Facebook : De l’utilité à l’indécence!

C’est une citoyenne qui, il y a quelques jours, criait au micro de
Mosaïque FM:
«SVP! arrêtez cette hémorragie d’insolences sur
Facebook! Vous devez savoir que
nos enfants lisent tout ce qui s’y écrit». Et il est en effet fort temps d’en
parler.

Le réseau social Facebook est en principe une merveille dans la mesure où il
permet aux uns et aux autres d’entrer en contact, d’échanger des infos ou autres
(comme les vidéos) et de discuter de maints sujets. Forum de connaissances et de
débats, pour faire court. Première révélation: l’engouement qu’a connu ce réseau
est tel que beaucoup se sont montrés assoiffés d’exprimer des opinions, des
idées, ou tout simplement de discuter. C’est un grand avantage qui a fait que ce
n’est plus seulement le journaliste qui a cette ‘‘chance’’ de pouvoir écrire
pour le grand public, mais une aubaine offerte à tout le monde.

Deuxième révélation (et ça, il faudrait le dire en toute franchise, sans fausse
humilité): la majorité écrasante de ceux et celles qui s’expriment sur la toile
ne connaissent rien –absolument rien– de la langue, ni l’arabe ni, encore moins,
le français. C’est du n’importe quoi exprimé avec des chiffres en remplacement
de lettres arabes. Les 3 et 7 expriment, semble-t-il, les lettres h ou q, par
exemple. On s’est donc installé dans un langage hybride, bâtard, stupide. Par
conséquent, les usagers de la toile n’ont pas trouvé mieux que d’étaler au grand
jour et au vu de tout le monde leur misère linguistique et leur ignorance.

Evidemment, l’on n’a pas le droit de dénier à quelqu’un le droit de s’exprimer
au motif qu’il ignore la langue dans laquelle il veut s’exprimer. S’exprimer est
pour l’homme un droit légitime, quel que soit le niveau de son parler.

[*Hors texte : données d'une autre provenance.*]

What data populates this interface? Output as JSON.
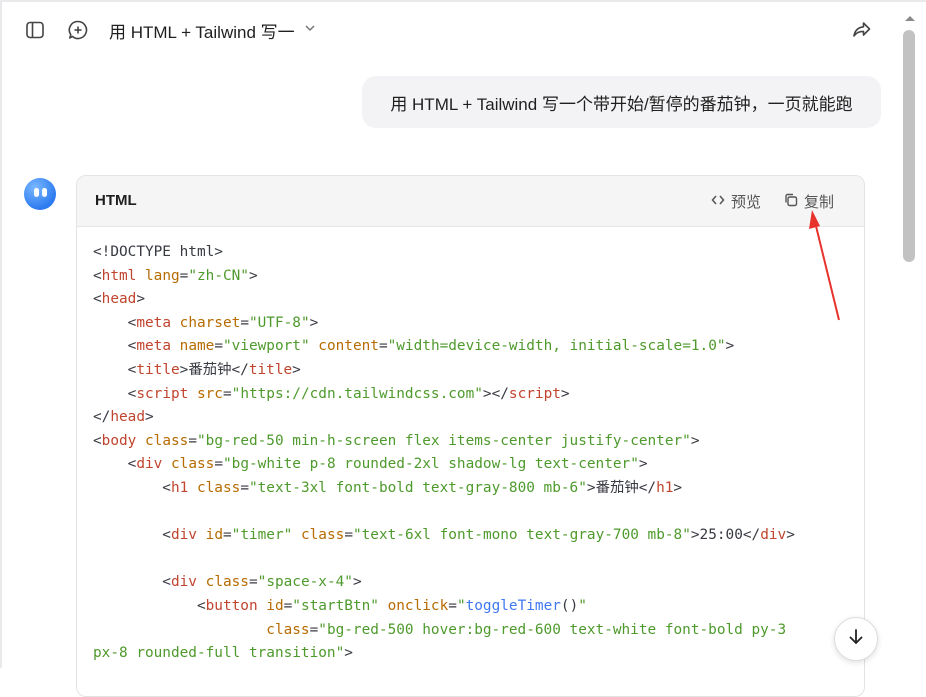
{
  "header": {
    "title": "用 HTML + Tailwind 写一",
    "icons": [
      "sidebar-toggle-icon",
      "new-chat-icon",
      "chevron-down-icon",
      "share-icon"
    ]
  },
  "message": {
    "user_text": "用 HTML + Tailwind 写一个带开始/暂停的番茄钟，一页就能跑"
  },
  "code_block": {
    "language": "HTML",
    "preview_label": "预览",
    "copy_label": "复制",
    "lines": [
      [
        [
          "p",
          "<!DOCTYPE html>"
        ]
      ],
      [
        [
          "p",
          "<"
        ],
        [
          "tag",
          "html"
        ],
        [
          "p",
          " "
        ],
        [
          "attr",
          "lang"
        ],
        [
          "p",
          "="
        ],
        [
          "str",
          "\"zh-CN\""
        ],
        [
          "p",
          ">"
        ]
      ],
      [
        [
          "p",
          "<"
        ],
        [
          "tag",
          "head"
        ],
        [
          "p",
          ">"
        ]
      ],
      [
        [
          "p",
          "    <"
        ],
        [
          "tag",
          "meta"
        ],
        [
          "p",
          " "
        ],
        [
          "attr",
          "charset"
        ],
        [
          "p",
          "="
        ],
        [
          "str",
          "\"UTF-8\""
        ],
        [
          "p",
          ">"
        ]
      ],
      [
        [
          "p",
          "    <"
        ],
        [
          "tag",
          "meta"
        ],
        [
          "p",
          " "
        ],
        [
          "attr",
          "name"
        ],
        [
          "p",
          "="
        ],
        [
          "str",
          "\"viewport\""
        ],
        [
          "p",
          " "
        ],
        [
          "attr",
          "content"
        ],
        [
          "p",
          "="
        ],
        [
          "str",
          "\"width=device-width, initial-scale=1.0\""
        ],
        [
          "p",
          ">"
        ]
      ],
      [
        [
          "p",
          "    <"
        ],
        [
          "tag",
          "title"
        ],
        [
          "p",
          ">"
        ],
        [
          "cn",
          "番茄钟"
        ],
        [
          "p",
          "</"
        ],
        [
          "tag",
          "title"
        ],
        [
          "p",
          ">"
        ]
      ],
      [
        [
          "p",
          "    <"
        ],
        [
          "tag",
          "script"
        ],
        [
          "p",
          " "
        ],
        [
          "attr",
          "src"
        ],
        [
          "p",
          "="
        ],
        [
          "str",
          "\"https://cdn.tailwindcss.com\""
        ],
        [
          "p",
          "></"
        ],
        [
          "tag",
          "script"
        ],
        [
          "p",
          ">"
        ]
      ],
      [
        [
          "p",
          "</"
        ],
        [
          "tag",
          "head"
        ],
        [
          "p",
          ">"
        ]
      ],
      [
        [
          "p",
          "<"
        ],
        [
          "tag",
          "body"
        ],
        [
          "p",
          " "
        ],
        [
          "attr",
          "class"
        ],
        [
          "p",
          "="
        ],
        [
          "str",
          "\"bg-red-50 min-h-screen flex items-center justify-center\""
        ],
        [
          "p",
          ">"
        ]
      ],
      [
        [
          "p",
          "    <"
        ],
        [
          "tag",
          "div"
        ],
        [
          "p",
          " "
        ],
        [
          "attr",
          "class"
        ],
        [
          "p",
          "="
        ],
        [
          "str",
          "\"bg-white p-8 rounded-2xl shadow-lg text-center\""
        ],
        [
          "p",
          ">"
        ]
      ],
      [
        [
          "p",
          "        <"
        ],
        [
          "tag",
          "h1"
        ],
        [
          "p",
          " "
        ],
        [
          "attr",
          "class"
        ],
        [
          "p",
          "="
        ],
        [
          "str",
          "\"text-3xl font-bold text-gray-800 mb-6\""
        ],
        [
          "p",
          ">"
        ],
        [
          "cn",
          "番茄钟"
        ],
        [
          "p",
          "</"
        ],
        [
          "tag",
          "h1"
        ],
        [
          "p",
          ">"
        ]
      ],
      [
        [
          "p",
          ""
        ]
      ],
      [
        [
          "p",
          "        <"
        ],
        [
          "tag",
          "div"
        ],
        [
          "p",
          " "
        ],
        [
          "attr",
          "id"
        ],
        [
          "p",
          "="
        ],
        [
          "str",
          "\"timer\""
        ],
        [
          "p",
          " "
        ],
        [
          "attr",
          "class"
        ],
        [
          "p",
          "="
        ],
        [
          "str",
          "\"text-6xl font-mono text-gray-700 mb-8\""
        ],
        [
          "p",
          ">25:00</"
        ],
        [
          "tag",
          "div"
        ],
        [
          "p",
          ">"
        ]
      ],
      [
        [
          "p",
          ""
        ]
      ],
      [
        [
          "p",
          "        <"
        ],
        [
          "tag",
          "div"
        ],
        [
          "p",
          " "
        ],
        [
          "attr",
          "class"
        ],
        [
          "p",
          "="
        ],
        [
          "str",
          "\"space-x-4\""
        ],
        [
          "p",
          ">"
        ]
      ],
      [
        [
          "p",
          "            <"
        ],
        [
          "tag",
          "button"
        ],
        [
          "p",
          " "
        ],
        [
          "attr",
          "id"
        ],
        [
          "p",
          "="
        ],
        [
          "str",
          "\"startBtn\""
        ],
        [
          "p",
          " "
        ],
        [
          "attr",
          "onclick"
        ],
        [
          "p",
          "="
        ],
        [
          "str",
          "\""
        ],
        [
          "fn",
          "toggleTimer"
        ],
        [
          "p",
          "()"
        ],
        [
          "str",
          "\""
        ]
      ],
      [
        [
          "p",
          "                    "
        ],
        [
          "attr",
          "class"
        ],
        [
          "p",
          "="
        ],
        [
          "str",
          "\"bg-red-500 hover:bg-red-600 text-white font-bold py-3"
        ]
      ],
      [
        [
          "str",
          "px-8 rounded-full transition\""
        ],
        [
          "p",
          ">"
        ]
      ]
    ]
  },
  "colors": {
    "accent_blue": "#2d7bf0",
    "annotation_red": "#e8332c",
    "tag": "#c1442e",
    "attr": "#b76b01",
    "string": "#4e9a2c"
  }
}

Se
montrer poli et respectueux tout en ayant un langage par trop populaire est sans
gravité. Il n’est pas demandé à tout le monde d’être des Camus et des Sartre.
Mais ne pas se montrer poli envers sa société, voilà qui ne va pas.

Troisième révélation, donc: beaucoup ont vite déversé sur la toile un tas
d’obscénités, sans parler des invectives, des injures et des insolences de
toutes couleurs. Il y a environ cinq mois, quelqu’un a poussé la grossièreté
jusqu’à proposer sur la toile une vidéo… pornographique de plusieurs minutes.
Pas l’ombre de respect pour ses propres enfants, pour sa femme, pour sa famille,
pour la société entière. Rien. Certains usagers de Facebook ont fait de cette
toile le miroir vil et abject des bas-fonds. Et ça les amuse beaucoup,
semble-t-il.

Et dire qu’il y a six mois, on jubilait à l’idée que grâce à Facebook, des
centaines de jeunes ont contribué au renversement du régime déchu. C’était ça,
en effet, le grand mérite de la toile: s’inviter à s’unir contre le mal et
l’injustice. Mais il faudrait se dire que même pour une cause juste, il importe
de garder un minimum de politesse, de respect de l’autre. Quel plaisir y a-t-il
à donner de la société tunisienne l’image d’une société triviale, toute basse?
D’ailleurs, il y a un signe qui ne trompe pas: de nombreux Tunisiens de grand
niveau intellectuel, ayant un compte sur la toile, n’ont jamais écrit un seul
mot. Jamais! C’est parce que (tant pis si cela vexe certains) ils ne veulent pas
entrer en contact direct avec des gens incultes et mal éduqués.

Résultat: le réseau Facebook est devenu réservé aux bas-fonds. C’est malheureux
de le dire, mais c’est le propre de beaucoup de Tunisiens qui ne trouvent pas
mieux que de bousiller tout don qui leur est offert.